5. Gelet op de ernst van de verweten gedragingen en de omstandigheid dat de bij de eerdere beslissing aan de gerechtsdeurwaarder opgelegde maatregel kennelijk geen effect geeft gesorteerd, acht de Kamer het opleggen van na te melden maatregel op zijn plaats.
6. Op grond van het voorgaande wordt beslist als volgt.
De Kamer voor gerechtsdeurwaarders:
- verklaart de klacht gegrond,
- legt aan de gerechtsdeurwaarder de maatregel van schorsing op voor de duur van drie maanden, welke maatregel van kracht wordt op een na onherroepelijk worden van de beslissing per aangetekende brief aan de gerechtsdeurwaarder door de Kamer mee te delen datum.
Aldus gegeven door mr.

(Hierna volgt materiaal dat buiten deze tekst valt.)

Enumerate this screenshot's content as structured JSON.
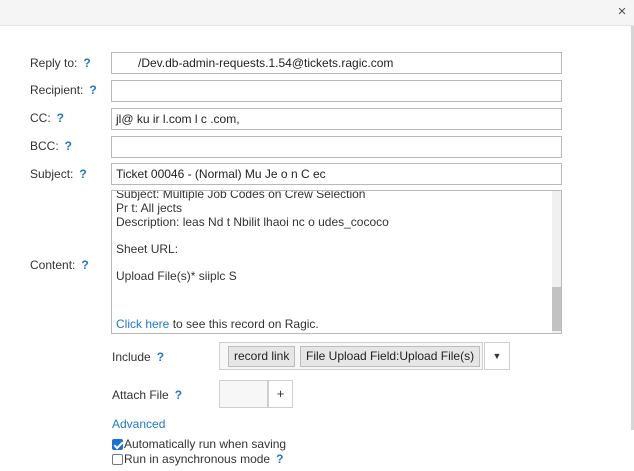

C.M. Berkhout, voorzitter, mr. G.H.I.J. Hage en J.C.M. van der Weijden (plaatsvervangend) leden en uitgesproken ter openbare terechtzitting van 8 december 2009 in tegenwoordigheid van de secretaris.
Tegen deze beslissing kan binnen dertig dagen na dagtekening van verzending van het afschrift van de beslissing hoger beroep worden ingesteld bij het Gerechtshof te Amsterdam, Postbus 1312, 1000 BH Amsterdam.